A general question, as I’m not sure I can frame the question properly: I have a set of controls (human) and a set of affected patients. In this set of data are also people that are kinda like the controls, kinda like the patients. I thought I was nearly done with the analysis, as I had treated all the samples the same in one big set: imported into R; transformed the data; cleaned it up; determined several ways to get an idea of the number of clusters; ran Harmony, with subsequent UMAP, tSNE, and heatmap plots showing all the data together, as well as the patient data and the “mix” data. Then I’m told that they want to see the data differently: I am to do the controls first, and then map the patient and ‘mix’ data onto the control data, so that the patient and ‘mix’ data take on the same ... characteristics? mapping? ?? ... as the controls.
I’ve tried searching but can’t seem to find anything.

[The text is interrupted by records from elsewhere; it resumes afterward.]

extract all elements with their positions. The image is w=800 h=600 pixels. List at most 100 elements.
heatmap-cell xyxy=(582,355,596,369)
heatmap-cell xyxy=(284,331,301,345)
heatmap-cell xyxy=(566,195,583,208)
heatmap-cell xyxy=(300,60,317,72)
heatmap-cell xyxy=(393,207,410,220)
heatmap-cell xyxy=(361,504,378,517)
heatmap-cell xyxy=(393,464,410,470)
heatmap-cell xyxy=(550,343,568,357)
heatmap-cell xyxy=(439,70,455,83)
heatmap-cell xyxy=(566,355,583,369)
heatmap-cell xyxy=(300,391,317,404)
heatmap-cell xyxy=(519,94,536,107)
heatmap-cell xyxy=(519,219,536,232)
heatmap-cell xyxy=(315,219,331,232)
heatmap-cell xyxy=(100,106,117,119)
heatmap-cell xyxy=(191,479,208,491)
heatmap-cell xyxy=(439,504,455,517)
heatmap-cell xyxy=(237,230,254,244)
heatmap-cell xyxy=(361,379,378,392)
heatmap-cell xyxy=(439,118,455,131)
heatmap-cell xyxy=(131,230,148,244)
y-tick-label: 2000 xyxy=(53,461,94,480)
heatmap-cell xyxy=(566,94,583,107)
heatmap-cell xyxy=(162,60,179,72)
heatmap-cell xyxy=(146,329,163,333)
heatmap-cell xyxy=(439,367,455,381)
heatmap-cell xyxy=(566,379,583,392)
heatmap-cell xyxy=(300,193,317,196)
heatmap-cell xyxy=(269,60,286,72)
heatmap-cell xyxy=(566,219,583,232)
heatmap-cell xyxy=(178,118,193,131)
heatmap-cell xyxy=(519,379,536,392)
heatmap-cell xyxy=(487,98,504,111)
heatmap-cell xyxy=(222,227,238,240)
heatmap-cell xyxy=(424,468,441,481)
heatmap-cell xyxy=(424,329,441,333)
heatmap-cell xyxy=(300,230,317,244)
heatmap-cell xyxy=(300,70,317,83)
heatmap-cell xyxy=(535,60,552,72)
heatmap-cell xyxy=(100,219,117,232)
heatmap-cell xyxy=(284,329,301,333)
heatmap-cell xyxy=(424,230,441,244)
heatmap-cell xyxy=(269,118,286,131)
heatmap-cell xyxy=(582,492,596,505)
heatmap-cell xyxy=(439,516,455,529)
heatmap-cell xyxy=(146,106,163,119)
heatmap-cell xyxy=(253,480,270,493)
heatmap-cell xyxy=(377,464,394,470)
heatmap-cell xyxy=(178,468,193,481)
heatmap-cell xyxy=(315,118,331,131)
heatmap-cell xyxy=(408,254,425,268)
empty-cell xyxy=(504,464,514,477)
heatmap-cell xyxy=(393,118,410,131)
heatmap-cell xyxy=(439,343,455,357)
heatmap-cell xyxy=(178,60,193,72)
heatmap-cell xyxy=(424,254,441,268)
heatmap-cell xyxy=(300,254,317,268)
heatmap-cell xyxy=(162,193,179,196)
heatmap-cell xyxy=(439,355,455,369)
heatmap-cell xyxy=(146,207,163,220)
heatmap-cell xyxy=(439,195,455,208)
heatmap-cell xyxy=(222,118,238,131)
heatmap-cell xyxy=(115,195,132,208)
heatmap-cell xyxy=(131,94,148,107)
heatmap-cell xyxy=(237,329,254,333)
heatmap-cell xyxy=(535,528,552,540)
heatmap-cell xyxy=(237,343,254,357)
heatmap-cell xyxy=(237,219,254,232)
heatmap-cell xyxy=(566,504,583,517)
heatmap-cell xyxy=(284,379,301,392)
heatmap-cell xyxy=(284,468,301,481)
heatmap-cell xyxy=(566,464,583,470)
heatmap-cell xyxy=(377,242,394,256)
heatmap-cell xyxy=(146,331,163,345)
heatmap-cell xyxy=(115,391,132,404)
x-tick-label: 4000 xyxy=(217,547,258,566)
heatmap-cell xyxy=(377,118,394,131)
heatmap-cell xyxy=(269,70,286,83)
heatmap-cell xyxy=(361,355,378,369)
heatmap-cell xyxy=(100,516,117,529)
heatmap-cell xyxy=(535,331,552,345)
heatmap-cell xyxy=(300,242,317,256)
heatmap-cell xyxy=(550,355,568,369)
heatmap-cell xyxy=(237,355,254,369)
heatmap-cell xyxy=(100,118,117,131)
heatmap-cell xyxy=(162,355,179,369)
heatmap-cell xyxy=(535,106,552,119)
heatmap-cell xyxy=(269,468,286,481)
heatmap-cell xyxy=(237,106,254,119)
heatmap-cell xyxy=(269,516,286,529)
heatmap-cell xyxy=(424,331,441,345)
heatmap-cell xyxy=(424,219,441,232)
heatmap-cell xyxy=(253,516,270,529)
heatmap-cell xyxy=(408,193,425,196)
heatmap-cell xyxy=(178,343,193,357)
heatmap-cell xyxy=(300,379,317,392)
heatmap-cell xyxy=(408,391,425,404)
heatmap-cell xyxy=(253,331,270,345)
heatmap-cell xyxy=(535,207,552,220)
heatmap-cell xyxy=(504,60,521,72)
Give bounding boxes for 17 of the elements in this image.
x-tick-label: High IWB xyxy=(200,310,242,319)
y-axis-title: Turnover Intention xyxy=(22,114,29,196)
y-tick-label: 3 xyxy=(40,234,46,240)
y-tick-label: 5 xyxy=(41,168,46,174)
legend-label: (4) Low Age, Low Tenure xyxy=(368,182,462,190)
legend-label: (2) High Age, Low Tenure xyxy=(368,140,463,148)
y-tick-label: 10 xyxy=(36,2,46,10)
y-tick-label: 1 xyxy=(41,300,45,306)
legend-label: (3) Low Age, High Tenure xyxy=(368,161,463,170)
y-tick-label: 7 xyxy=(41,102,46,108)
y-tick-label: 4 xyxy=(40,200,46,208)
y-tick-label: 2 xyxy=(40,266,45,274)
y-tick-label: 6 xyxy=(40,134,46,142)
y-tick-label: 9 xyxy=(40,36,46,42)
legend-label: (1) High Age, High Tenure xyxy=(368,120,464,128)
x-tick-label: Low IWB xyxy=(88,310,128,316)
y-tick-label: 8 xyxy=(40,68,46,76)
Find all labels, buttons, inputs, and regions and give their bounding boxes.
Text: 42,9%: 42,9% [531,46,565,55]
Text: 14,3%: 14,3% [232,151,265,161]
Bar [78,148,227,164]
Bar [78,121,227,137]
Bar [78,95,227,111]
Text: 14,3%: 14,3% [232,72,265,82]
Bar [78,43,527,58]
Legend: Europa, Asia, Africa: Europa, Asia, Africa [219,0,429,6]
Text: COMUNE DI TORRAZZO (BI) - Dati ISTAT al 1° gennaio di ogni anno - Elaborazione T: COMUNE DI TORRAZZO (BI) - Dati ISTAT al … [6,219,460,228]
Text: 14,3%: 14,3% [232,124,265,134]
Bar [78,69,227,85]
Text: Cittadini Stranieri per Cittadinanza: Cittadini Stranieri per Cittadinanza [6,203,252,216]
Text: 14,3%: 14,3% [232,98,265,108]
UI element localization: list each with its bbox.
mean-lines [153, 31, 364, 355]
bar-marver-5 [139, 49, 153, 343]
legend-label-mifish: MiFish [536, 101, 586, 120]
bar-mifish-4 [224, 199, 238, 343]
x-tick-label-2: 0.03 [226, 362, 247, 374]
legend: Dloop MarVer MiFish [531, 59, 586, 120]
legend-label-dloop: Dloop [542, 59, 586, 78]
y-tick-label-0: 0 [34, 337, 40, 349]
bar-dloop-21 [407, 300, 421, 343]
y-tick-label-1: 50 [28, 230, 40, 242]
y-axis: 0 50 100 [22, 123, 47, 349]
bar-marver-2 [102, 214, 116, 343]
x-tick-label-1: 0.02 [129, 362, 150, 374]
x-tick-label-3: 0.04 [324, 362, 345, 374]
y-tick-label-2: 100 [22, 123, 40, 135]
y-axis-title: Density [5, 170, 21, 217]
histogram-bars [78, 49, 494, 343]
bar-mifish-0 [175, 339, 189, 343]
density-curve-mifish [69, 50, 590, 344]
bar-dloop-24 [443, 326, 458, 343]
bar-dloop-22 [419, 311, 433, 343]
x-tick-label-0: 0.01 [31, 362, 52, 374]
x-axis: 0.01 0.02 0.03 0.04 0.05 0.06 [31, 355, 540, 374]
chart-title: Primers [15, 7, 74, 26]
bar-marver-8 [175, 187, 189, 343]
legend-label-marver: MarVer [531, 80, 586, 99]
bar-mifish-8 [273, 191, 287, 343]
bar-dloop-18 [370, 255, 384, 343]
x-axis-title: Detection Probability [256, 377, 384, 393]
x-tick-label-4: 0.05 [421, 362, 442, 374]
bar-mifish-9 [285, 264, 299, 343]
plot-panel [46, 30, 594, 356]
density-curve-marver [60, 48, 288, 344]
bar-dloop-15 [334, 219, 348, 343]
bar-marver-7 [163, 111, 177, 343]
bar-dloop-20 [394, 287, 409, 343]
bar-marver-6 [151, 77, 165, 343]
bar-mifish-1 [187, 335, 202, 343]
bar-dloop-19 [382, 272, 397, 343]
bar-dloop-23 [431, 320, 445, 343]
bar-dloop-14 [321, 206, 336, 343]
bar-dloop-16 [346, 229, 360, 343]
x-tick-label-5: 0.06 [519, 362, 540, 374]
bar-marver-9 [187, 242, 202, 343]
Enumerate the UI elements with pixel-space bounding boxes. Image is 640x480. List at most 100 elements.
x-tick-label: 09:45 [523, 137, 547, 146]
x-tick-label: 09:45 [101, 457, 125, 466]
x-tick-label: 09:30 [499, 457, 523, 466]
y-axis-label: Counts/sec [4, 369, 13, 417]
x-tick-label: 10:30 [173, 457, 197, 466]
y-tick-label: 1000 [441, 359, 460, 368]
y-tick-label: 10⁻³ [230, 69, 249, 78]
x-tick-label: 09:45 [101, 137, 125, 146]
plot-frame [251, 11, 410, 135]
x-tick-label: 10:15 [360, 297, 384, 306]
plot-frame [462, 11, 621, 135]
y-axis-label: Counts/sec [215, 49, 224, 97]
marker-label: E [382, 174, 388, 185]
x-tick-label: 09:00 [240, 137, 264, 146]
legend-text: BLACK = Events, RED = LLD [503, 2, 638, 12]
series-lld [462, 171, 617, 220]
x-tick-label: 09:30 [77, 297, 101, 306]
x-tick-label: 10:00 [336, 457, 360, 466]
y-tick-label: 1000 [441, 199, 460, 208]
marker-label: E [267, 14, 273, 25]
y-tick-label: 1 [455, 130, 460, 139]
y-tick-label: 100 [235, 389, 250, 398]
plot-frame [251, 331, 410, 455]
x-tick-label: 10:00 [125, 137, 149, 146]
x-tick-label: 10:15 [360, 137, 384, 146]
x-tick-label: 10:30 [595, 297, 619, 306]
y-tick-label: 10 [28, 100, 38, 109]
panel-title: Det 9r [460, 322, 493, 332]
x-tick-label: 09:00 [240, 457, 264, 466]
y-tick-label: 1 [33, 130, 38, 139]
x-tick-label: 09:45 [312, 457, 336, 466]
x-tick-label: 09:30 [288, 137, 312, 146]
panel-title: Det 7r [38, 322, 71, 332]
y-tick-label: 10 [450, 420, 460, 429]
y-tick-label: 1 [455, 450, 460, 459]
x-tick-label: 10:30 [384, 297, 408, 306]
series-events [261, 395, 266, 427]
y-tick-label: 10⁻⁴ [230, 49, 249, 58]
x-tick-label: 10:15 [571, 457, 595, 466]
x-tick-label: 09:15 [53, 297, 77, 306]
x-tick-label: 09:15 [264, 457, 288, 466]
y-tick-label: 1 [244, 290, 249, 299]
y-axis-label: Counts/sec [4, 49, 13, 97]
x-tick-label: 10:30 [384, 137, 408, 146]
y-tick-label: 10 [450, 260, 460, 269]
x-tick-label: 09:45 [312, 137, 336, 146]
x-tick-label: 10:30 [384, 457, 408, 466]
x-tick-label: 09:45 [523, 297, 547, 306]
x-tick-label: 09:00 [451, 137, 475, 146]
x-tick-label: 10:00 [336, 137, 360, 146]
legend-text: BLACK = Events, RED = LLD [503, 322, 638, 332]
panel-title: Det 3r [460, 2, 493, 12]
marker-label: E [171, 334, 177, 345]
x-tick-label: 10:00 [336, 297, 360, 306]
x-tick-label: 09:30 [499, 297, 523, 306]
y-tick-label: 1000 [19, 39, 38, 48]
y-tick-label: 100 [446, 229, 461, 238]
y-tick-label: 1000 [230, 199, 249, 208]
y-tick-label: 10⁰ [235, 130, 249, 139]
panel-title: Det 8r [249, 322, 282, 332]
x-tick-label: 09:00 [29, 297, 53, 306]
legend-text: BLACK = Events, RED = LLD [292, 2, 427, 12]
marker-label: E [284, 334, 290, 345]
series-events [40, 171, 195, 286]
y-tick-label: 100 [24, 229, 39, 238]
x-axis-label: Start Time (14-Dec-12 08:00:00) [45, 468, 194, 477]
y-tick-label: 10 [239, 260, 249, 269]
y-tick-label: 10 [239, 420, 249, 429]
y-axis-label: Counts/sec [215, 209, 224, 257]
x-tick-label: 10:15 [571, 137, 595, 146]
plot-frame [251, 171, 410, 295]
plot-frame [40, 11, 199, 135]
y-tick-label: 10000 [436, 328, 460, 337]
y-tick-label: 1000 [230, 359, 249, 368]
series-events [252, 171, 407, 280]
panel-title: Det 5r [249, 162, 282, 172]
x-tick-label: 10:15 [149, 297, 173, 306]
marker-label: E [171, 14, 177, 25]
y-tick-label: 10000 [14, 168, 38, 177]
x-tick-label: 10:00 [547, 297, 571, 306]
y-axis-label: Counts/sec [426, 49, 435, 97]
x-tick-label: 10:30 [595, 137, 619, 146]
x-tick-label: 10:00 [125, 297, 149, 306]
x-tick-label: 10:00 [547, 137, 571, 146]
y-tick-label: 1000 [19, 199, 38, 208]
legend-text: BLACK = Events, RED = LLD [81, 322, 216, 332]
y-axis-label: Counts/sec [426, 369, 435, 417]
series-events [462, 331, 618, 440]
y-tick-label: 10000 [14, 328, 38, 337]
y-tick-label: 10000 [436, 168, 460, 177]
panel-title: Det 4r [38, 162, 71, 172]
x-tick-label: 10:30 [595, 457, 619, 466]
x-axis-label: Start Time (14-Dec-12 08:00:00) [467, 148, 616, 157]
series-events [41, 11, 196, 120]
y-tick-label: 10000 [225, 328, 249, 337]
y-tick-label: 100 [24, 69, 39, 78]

I know it is there (it exists) because apparently it is a common thing. The use of R at work hasn’t been applied to cytometry before.
I found the package ‘symphony’ but I keep running out of vector memory. I increased it to 150GB earlier (M1 Mac Studio, 32GB RAM hard-wired, 512GB drive) in Terminal. I have tried with a smaller bit of my data. I’m going to try again with an even more truncated data set. In the meantime, can anyone direct me to a package, or heck, even what words to use in a search? The data is spectral flow cytometry if that makes a difference.